Vanessa and Mark form counterpoints for Juno's story and give the pregnancy an endpoint, but this is ultimately a story of a little girl growing up. At the start she masks her fear and adolescence behind her speech patterns and detached demeanor, but she lets out her true emotions in one brief moment early on when she admits "I don't really know who I am." In a bitter voice-over, she mentions her mother, who moved to Arizona after the divorce and sends her daughter a cactus every Valentine's Day. There's a lot of pain masked in Juno's sarcastic remarks, and her feelings of abandonment very likely led her to keep the child, even if she's giving it up for adoption.
As Mark and Vanessa's relationship hits a strain due to Mark's fear of growing up, so too does the relationship between Juno and Bleeker. I mentioned earlier than Cera played within his typecast but offered up something more, but that was only the beginning. At one stage Juno tells Bleeker that she's missing class for an ultrasound, and Bleeker begins to ask "Can I -" and catches himself, replacing it with "Should I come?" Bleeker, though afraid, handles the situation more maturely than anyone else in the film. Later, when Juno is at her peak of self-denial, calls her on her crap and, though he never explodes and never gets mean, the effect is absolutely devastating.

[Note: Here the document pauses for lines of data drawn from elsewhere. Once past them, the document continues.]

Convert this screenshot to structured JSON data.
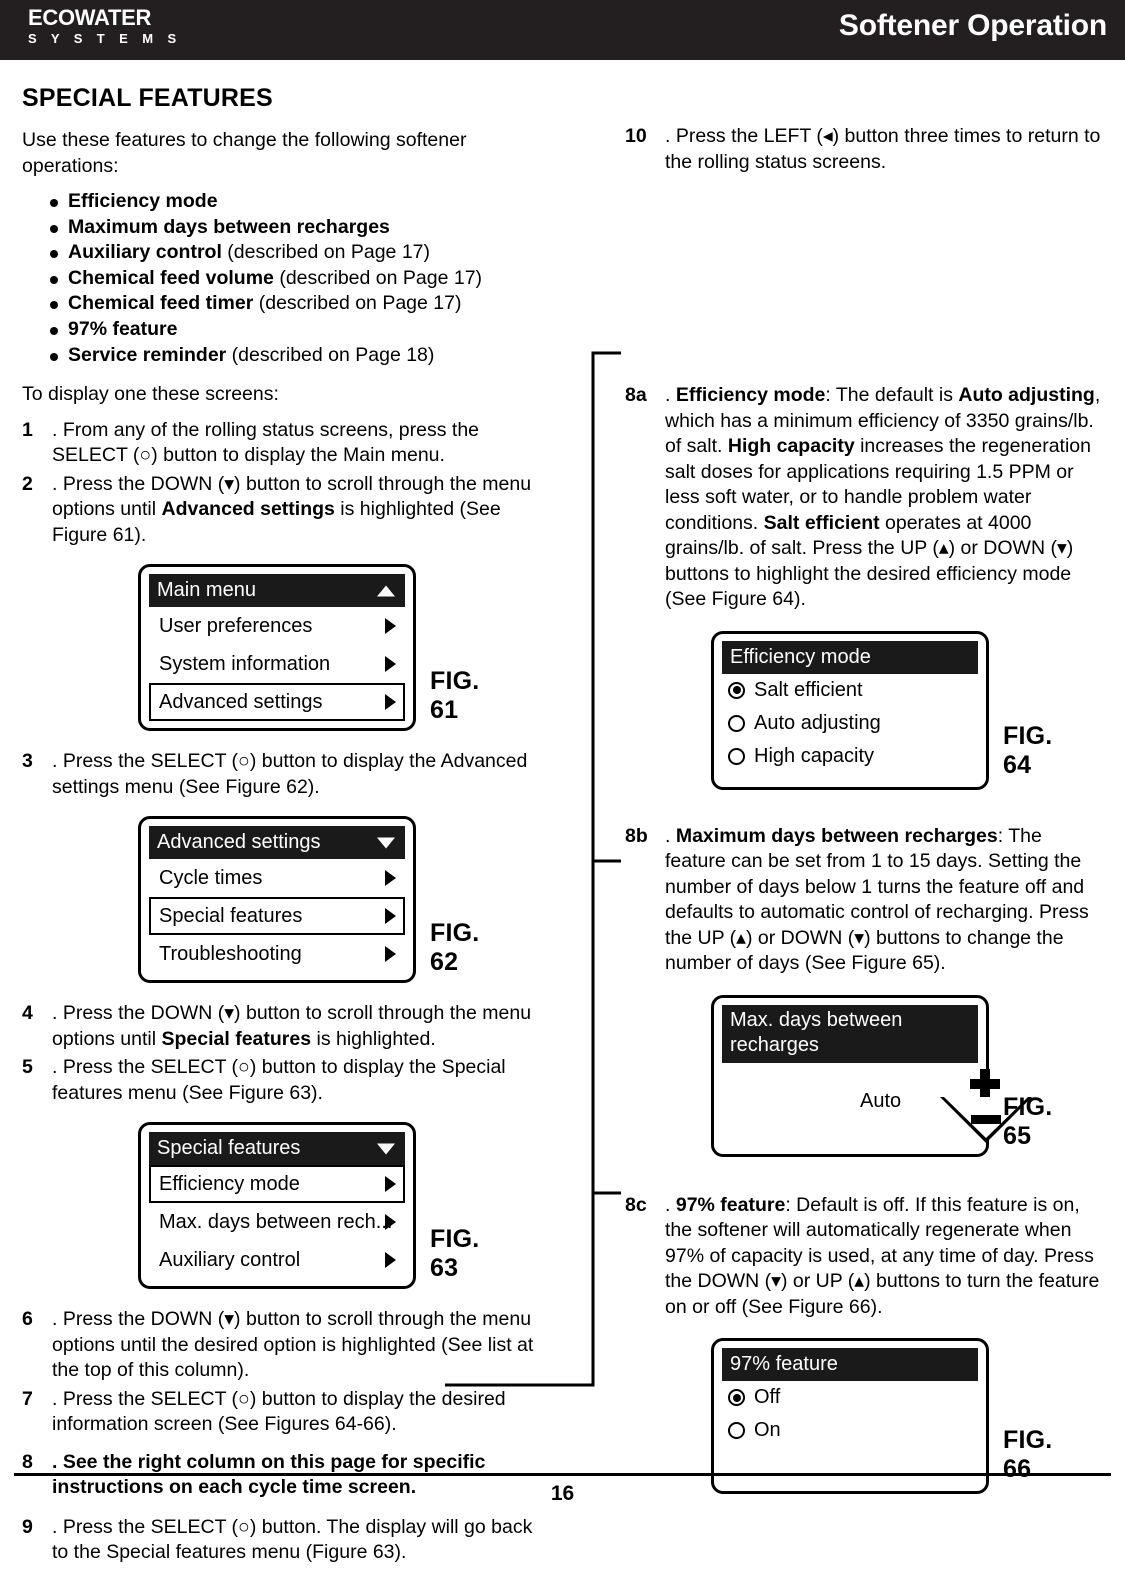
{
  "header": {
    "brand_main": "ECOWATER",
    "brand_sub": "S Y S T E M S",
    "title": "Softener Operation"
  },
  "section_title": "SPECIAL FEATURES",
  "left_column": {
    "intro": "Use these features to change the following softener operations:",
    "features": [
      {
        "bold": "Efficiency mode",
        "rest": ""
      },
      {
        "bold": "Maximum days between recharges",
        "rest": ""
      },
      {
        "bold": "Auxiliary control",
        "rest": " (described on Page 17)"
      },
      {
        "bold": "Chemical feed volume",
        "rest": " (described on Page 17)"
      },
      {
        "bold": "Chemical feed timer",
        "rest": " (described on Page 17)"
      },
      {
        "bold": "97% feature",
        "rest": ""
      },
      {
        "bold": "Service reminder",
        "rest": " (described on Page 18)"
      }
    ],
    "to_display": "To display one these screens:",
    "steps": {
      "s1_num": "1",
      "s1_text": ". From any of the rolling status screens, press the SELECT (○) button to display the Main menu.",
      "s2_num": "2",
      "s2_a": ". Press the DOWN (▾) button to scroll through the menu options until ",
      "s2_b": "Advanced settings",
      "s2_c": " is highlighted (See Figure 61).",
      "s3_num": "3",
      "s3_text": ". Press the SELECT (○) button to display the Advanced settings menu (See Figure 62).",
      "s4_num": "4",
      "s4_a": ". Press the DOWN (▾) button to scroll through the menu options until ",
      "s4_b": "Special features",
      "s4_c": " is highlighted.",
      "s5_num": "5",
      "s5_text": ". Press the SELECT (○) button to display the Special features menu (See Figure 63).",
      "s6_num": "6",
      "s6_text": ". Press the DOWN (▾) button to scroll through the menu options until the desired option is highlighted (See list at the top of this column).",
      "s7_num": "7",
      "s7_text": ". Press the SELECT (○) button to display the desired information screen (See Figures 64-66).",
      "s8_num": "8",
      "s8_text": ". See the right column on this page for specific instructions on each cycle time screen.",
      "s9_num": "9",
      "s9_text": ". Press the SELECT (○) button.  The display will go back to the Special features menu (Figure 63)."
    }
  },
  "right_column": {
    "s10_num": "10",
    "s10_text": ". Press the LEFT (◂) button three times to return to the rolling status screens.",
    "s8a_num": "8a",
    "s8a_p1": ". ",
    "s8a_b1": "Efficiency mode",
    "s8a_t1": ": The default is ",
    "s8a_b2": "Auto adjusting",
    "s8a_t2": ", which has a minimum efficiency of 3350 grains/lb. of salt.  ",
    "s8a_b3": "High capacity",
    "s8a_t3": " increases the regeneration salt doses for applications requiring 1.5 PPM or less soft water, or to handle problem water conditions.  ",
    "s8a_b4": "Salt efficient",
    "s8a_t4": " operates at 4000 grains/lb. of salt.  Press the UP (▴) or DOWN (▾) buttons to highlight the desired efficiency mode (See Figure 64).",
    "s8b_num": "8b",
    "s8b_p1": ". ",
    "s8b_b1": "Maximum days between recharges",
    "s8b_t1": ": The feature can be set from 1 to 15 days.  Setting the number of days below 1 turns the feature off and defaults to automatic control of recharging.  Press the UP (▴) or DOWN (▾) buttons to change the number of days (See Figure 65).",
    "s8c_num": "8c",
    "s8c_p1": ". ",
    "s8c_b1": "97% feature",
    "s8c_t1": ": Default is off.  If this feature is on, the softener will automatically regenerate when 97% of capacity is used, at any time of day.  Press the DOWN (▾) or UP (▴) buttons to turn the feature on or off (See Figure 66)."
  },
  "figures": {
    "fig61": {
      "label": "FIG. 61",
      "header": "Main menu",
      "header_arrow": "arrow-up-icon",
      "rows": [
        {
          "label": "User preferences",
          "selected": false
        },
        {
          "label": "System information",
          "selected": false
        },
        {
          "label": "Advanced settings",
          "selected": true
        }
      ]
    },
    "fig62": {
      "label": "FIG. 62",
      "header": "Advanced settings",
      "header_arrow": "arrow-down-icon",
      "rows": [
        {
          "label": "Cycle times",
          "selected": false
        },
        {
          "label": "Special features",
          "selected": true
        },
        {
          "label": "Troubleshooting",
          "selected": false
        }
      ]
    },
    "fig63": {
      "label": "FIG. 63",
      "header": "Special features",
      "header_arrow": "arrow-down-icon",
      "rows": [
        {
          "label": "Efficiency mode",
          "selected": true
        },
        {
          "label": "Max. days between rech...",
          "selected": false
        },
        {
          "label": "Auxiliary control",
          "selected": false
        }
      ]
    },
    "fig64": {
      "label": "FIG. 64",
      "header": "Efficiency mode",
      "options": [
        {
          "label": "Salt efficient",
          "selected": true
        },
        {
          "label": "Auto adjusting",
          "selected": false
        },
        {
          "label": "High capacity",
          "selected": false
        }
      ]
    },
    "fig65": {
      "label": "FIG. 65",
      "header_line1": "Max. days between",
      "header_line2": "recharges",
      "value": "Auto",
      "plus_icon": "plus-icon",
      "minus_icon": "minus-icon"
    },
    "fig66": {
      "label": "FIG. 66",
      "header": "97% feature",
      "options": [
        {
          "label": "Off",
          "selected": true
        },
        {
          "label": "On",
          "selected": false
        }
      ]
    }
  },
  "footer": {
    "page_number": "16"
  },
  "colors": {
    "header_bg": "#231f20",
    "lcd_header_bg": "#1a1a1a",
    "text": "#000000",
    "page_bg": "#ffffff"
  }
}
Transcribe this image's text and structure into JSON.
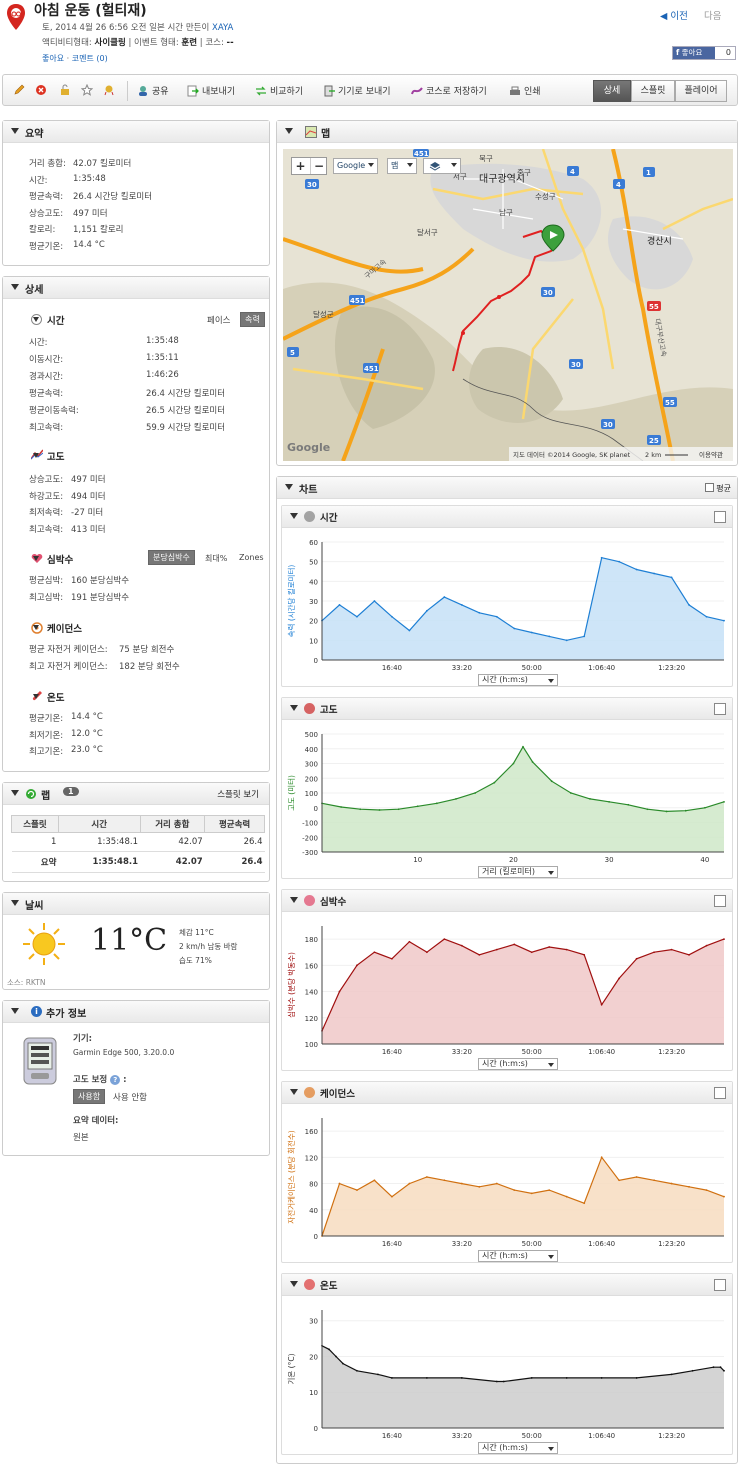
{
  "header": {
    "title": "아침 운동 (헐티재)",
    "date_prefix": "토, 2014 4월 26 6:56 오전 일본 시간 만든이",
    "author": "XAYA",
    "activity_type_label": "액티비티형태:",
    "activity_type": "사이클링",
    "event_type_label": "| 이벤트 형태:",
    "event_type": "훈련",
    "course_label": "| 코스:",
    "course": "--",
    "like_link": "좋아요",
    "comment_link": "코멘트 (0)",
    "prev": "이전",
    "next": "다음",
    "fb_like": "좋아요",
    "fb_count": "0"
  },
  "toolbar": {
    "share": "공유",
    "export": "내보내기",
    "compare": "비교하기",
    "send_device": "기기로 보내기",
    "save_course": "코스로 저장하기",
    "print": "인쇄",
    "tab_detail": "상세",
    "tab_splits": "스플릿",
    "tab_player": "플레이어"
  },
  "summary": {
    "title": "요약",
    "rows": [
      {
        "label": "거리 총합:",
        "value": "42.07 킬로미터"
      },
      {
        "label": "시간:",
        "value": "1:35:48"
      },
      {
        "label": "평균속력:",
        "value": "26.4 시간당 킬로미터"
      },
      {
        "label": "상승고도:",
        "value": "497 미터"
      },
      {
        "label": "칼로리:",
        "value": "1,151 칼로리"
      },
      {
        "label": "평균기온:",
        "value": "14.4 °C"
      }
    ]
  },
  "details": {
    "title": "상세",
    "time": {
      "title": "시간",
      "pace_label": "페이스",
      "speed_label": "속력",
      "rows": [
        {
          "label": "시간:",
          "value": "1:35:48"
        },
        {
          "label": "이동시간:",
          "value": "1:35:11"
        },
        {
          "label": "경과시간:",
          "value": "1:46:26"
        },
        {
          "label": "평균속력:",
          "value": "26.4 시간당 킬로미터"
        },
        {
          "label": "평균이동속력:",
          "value": "26.5 시간당 킬로미터"
        },
        {
          "label": "최고속력:",
          "value": "59.9 시간당 킬로미터"
        }
      ]
    },
    "elevation": {
      "title": "고도",
      "rows": [
        {
          "label": "상승고도:",
          "value": "497 미터"
        },
        {
          "label": "하강고도:",
          "value": "494 미터"
        },
        {
          "label": "최저속력:",
          "value": "-27 미터"
        },
        {
          "label": "최고속력:",
          "value": "413 미터"
        }
      ]
    },
    "heart": {
      "title": "심박수",
      "bpm_label": "분당심박수",
      "max_label": "최대%",
      "zones_label": "Zones",
      "rows": [
        {
          "label": "평균심박:",
          "value": "160 분당심박수"
        },
        {
          "label": "최고심박:",
          "value": "191 분당심박수"
        }
      ]
    },
    "cadence": {
      "title": "케이던스",
      "rows": [
        {
          "label": "평균 자전거 케이던스:",
          "value": "75 분당 회전수"
        },
        {
          "label": "최고 자전거 케이던스:",
          "value": "182 분당 회전수"
        }
      ]
    },
    "temp": {
      "title": "온도",
      "rows": [
        {
          "label": "평균기온:",
          "value": "14.4 °C"
        },
        {
          "label": "최저기온:",
          "value": "12.0 °C"
        },
        {
          "label": "최고기온:",
          "value": "23.0 °C"
        }
      ]
    }
  },
  "laps": {
    "title": "랩",
    "count": "1",
    "view_splits": "스플릿 보기",
    "headers": [
      "스플릿",
      "시간",
      "거리 총합",
      "평균속력"
    ],
    "rows": [
      [
        "1",
        "1:35:48.1",
        "42.07",
        "26.4"
      ]
    ],
    "summary": [
      "요약",
      "1:35:48.1",
      "42.07",
      "26.4"
    ]
  },
  "weather": {
    "title": "날씨",
    "temp": "11°C",
    "feels": "체감 11°C",
    "wind": "2 km/h 남동 바람",
    "humidity": "습도 71%",
    "source": "소스: RKTN"
  },
  "extra": {
    "title": "추가 정보",
    "device_label": "기기:",
    "device": "Garmin Edge 500, 3.20.0.0",
    "elev_corr_label": "고도 보정",
    "elev_corr_on": "사용함",
    "elev_corr_off": "사용 안함",
    "summary_data_label": "요약 데이터:",
    "summary_data_value": "원본"
  },
  "map": {
    "title": "맵",
    "google_btn": "Google",
    "map_btn": "맵",
    "city1": "대구광역시",
    "city2": "경산시",
    "district1": "달서구",
    "district2": "남구",
    "district3": "수성구",
    "district4": "북구",
    "district5": "서구",
    "district6": "달성군",
    "district7": "중구",
    "road1": "구마고속",
    "road2": "대구부산고속",
    "attribution": "지도 데이터 ©2014 Google, SK planet",
    "scale": "2 km",
    "terms": "이용약관",
    "google_logo": "Google",
    "route_color": "#e02020"
  },
  "charts_panel": {
    "title": "차트",
    "avg_label": "평균"
  },
  "chart_data": [
    {
      "type": "area",
      "title": "시간",
      "ylabel": "속력 (시간당 킬로미터)",
      "xlabel": "시간 (h:m:s)",
      "color": "#1e7fd4",
      "fill": "#c5e1f7",
      "x_ticks": [
        "16:40",
        "33:20",
        "50:00",
        "1:06:40",
        "1:23:20"
      ],
      "y_ticks": [
        0,
        10,
        20,
        30,
        40,
        50,
        60
      ],
      "ylim": [
        0,
        60
      ],
      "x_range_sec": [
        0,
        5750
      ],
      "x": [
        0,
        250,
        500,
        750,
        1000,
        1250,
        1500,
        1750,
        2000,
        2250,
        2500,
        2750,
        3000,
        3250,
        3500,
        3750,
        4000,
        4250,
        4500,
        4750,
        5000,
        5250,
        5500,
        5750
      ],
      "values": [
        20,
        28,
        22,
        30,
        22,
        15,
        25,
        32,
        28,
        24,
        22,
        16,
        14,
        12,
        10,
        12,
        52,
        50,
        46,
        44,
        42,
        28,
        22,
        20
      ]
    },
    {
      "type": "area",
      "title": "고도",
      "ylabel": "고도 (미터)",
      "xlabel": "거리 (킬로미터)",
      "color": "#2a8a2a",
      "fill": "#cfe8c8",
      "x_ticks": [
        "10",
        "20",
        "30",
        "40"
      ],
      "y_ticks": [
        -300,
        -200,
        -100,
        0,
        100,
        200,
        300,
        400,
        500
      ],
      "ylim": [
        -300,
        500
      ],
      "x": [
        0,
        2,
        4,
        6,
        8,
        10,
        12,
        14,
        16,
        18,
        20,
        21,
        22,
        24,
        26,
        28,
        30,
        32,
        34,
        36,
        38,
        40,
        42
      ],
      "values": [
        30,
        5,
        -10,
        -15,
        -10,
        10,
        30,
        60,
        100,
        170,
        300,
        413,
        310,
        180,
        100,
        60,
        40,
        20,
        -10,
        -25,
        -20,
        0,
        40
      ]
    },
    {
      "type": "area",
      "title": "심박수",
      "ylabel": "심박수 (분당 박동수)",
      "xlabel": "시간 (h:m:s)",
      "color": "#a01010",
      "fill": "#f0c8c8",
      "x_ticks": [
        "16:40",
        "33:20",
        "50:00",
        "1:06:40",
        "1:23:20"
      ],
      "y_ticks": [
        100,
        120,
        140,
        160,
        180
      ],
      "ylim": [
        100,
        190
      ],
      "x_range_sec": [
        0,
        5750
      ],
      "x": [
        0,
        250,
        500,
        750,
        1000,
        1250,
        1500,
        1750,
        2000,
        2250,
        2500,
        2750,
        3000,
        3250,
        3500,
        3750,
        4000,
        4250,
        4500,
        4750,
        5000,
        5250,
        5500,
        5750
      ],
      "values": [
        110,
        140,
        160,
        170,
        165,
        178,
        170,
        180,
        175,
        168,
        172,
        176,
        170,
        174,
        172,
        168,
        130,
        150,
        165,
        170,
        172,
        168,
        175,
        180
      ]
    },
    {
      "type": "area",
      "title": "케이던스",
      "ylabel": "자전거케이던스 (분당 회전수)",
      "xlabel": "시간 (h:m:s)",
      "color": "#d07010",
      "fill": "#f7dcc0",
      "x_ticks": [
        "16:40",
        "33:20",
        "50:00",
        "1:06:40",
        "1:23:20"
      ],
      "y_ticks": [
        0,
        40,
        80,
        120,
        160
      ],
      "ylim": [
        0,
        180
      ],
      "x_range_sec": [
        0,
        5750
      ],
      "x": [
        0,
        250,
        500,
        750,
        1000,
        1250,
        1500,
        1750,
        2000,
        2250,
        2500,
        2750,
        3000,
        3250,
        3500,
        3750,
        4000,
        4250,
        4500,
        4750,
        5000,
        5250,
        5500,
        5750
      ],
      "values": [
        0,
        80,
        70,
        85,
        60,
        80,
        90,
        85,
        80,
        75,
        80,
        70,
        65,
        70,
        60,
        50,
        120,
        85,
        90,
        85,
        80,
        75,
        70,
        60
      ]
    },
    {
      "type": "area",
      "title": "온도",
      "ylabel": "기온 (°C)",
      "xlabel": "시간 (h:m:s)",
      "color": "#111111",
      "fill": "#cccccc",
      "x_ticks": [
        "16:40",
        "33:20",
        "50:00",
        "1:06:40",
        "1:23:20"
      ],
      "y_ticks": [
        0,
        10,
        20,
        30
      ],
      "ylim": [
        0,
        33
      ],
      "x_range_sec": [
        0,
        5750
      ],
      "x": [
        0,
        100,
        200,
        300,
        500,
        800,
        1000,
        1500,
        2000,
        2500,
        2600,
        3000,
        3500,
        4000,
        4500,
        5000,
        5300,
        5600,
        5700,
        5750
      ],
      "values": [
        23,
        22,
        20,
        18,
        16,
        15,
        14,
        14,
        14,
        13,
        13,
        14,
        14,
        14,
        14,
        15,
        16,
        17,
        17,
        16
      ]
    }
  ]
}
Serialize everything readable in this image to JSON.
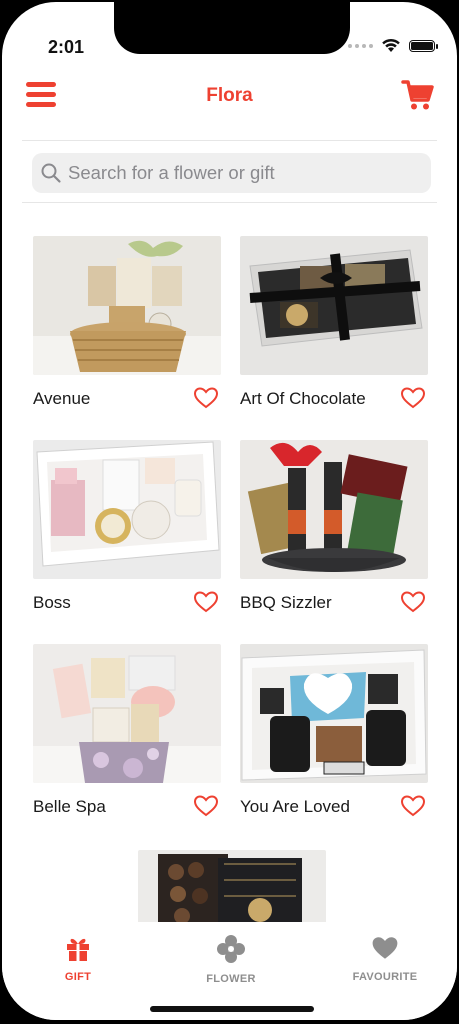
{
  "status": {
    "time": "2:01"
  },
  "header": {
    "title": "Flora"
  },
  "search": {
    "placeholder": "Search for a flower or gift"
  },
  "products": [
    {
      "name": "Avenue"
    },
    {
      "name": "Art Of Chocolate"
    },
    {
      "name": "Boss"
    },
    {
      "name": "BBQ Sizzler"
    },
    {
      "name": "Belle Spa"
    },
    {
      "name": "You Are Loved"
    }
  ],
  "tabs": [
    {
      "label": "GIFT",
      "icon": "gift-icon",
      "active": true
    },
    {
      "label": "FLOWER",
      "icon": "flower-icon",
      "active": false
    },
    {
      "label": "FAVOURITE",
      "icon": "heart-icon",
      "active": false
    }
  ],
  "colors": {
    "accent": "#ee4131",
    "inactive": "#8e8e8e"
  }
}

I feel perhaps I'm underselling the comedy of this film in favor of the brilliant drama, but then the drama is what sets it apart. However, it is, quite often, extremely funny. When Juno and Bleeker go to science class, their lab partners are also a couple, and they're in the midst of squabbling over the immaturity of the boy, who cheated on the girl after drinking a few comically weak alcoholic beverages. This scene is funny, but it also shows just how different Bleeker and Juno are, mainly thanks to Bleeker's tenderness. But my favorite gag was the running discussion about the term "sexually active" that continues to make me laugh.
Ultimately, the film is Cody's way of telling kids that they don't know everything. Most adults are quick to point it out, but they do so in a condescending manner, and usually to end an argument before they might actually have to think. But Cody is different; she never condescends because she respects the intelligence of teenagers, and she's never cruel in her lesson. Instead, she gently shows teens that they are only just beginning to truly live, and that life can be full of surprises. Juno, Bleeker, Vanessa and Mark may go through rough times, but we learn something about ourselves and about life by the end of it, and it makes me smile the more I think about it. Haters be damned: I wish there were more films as honest and heartwarming as this.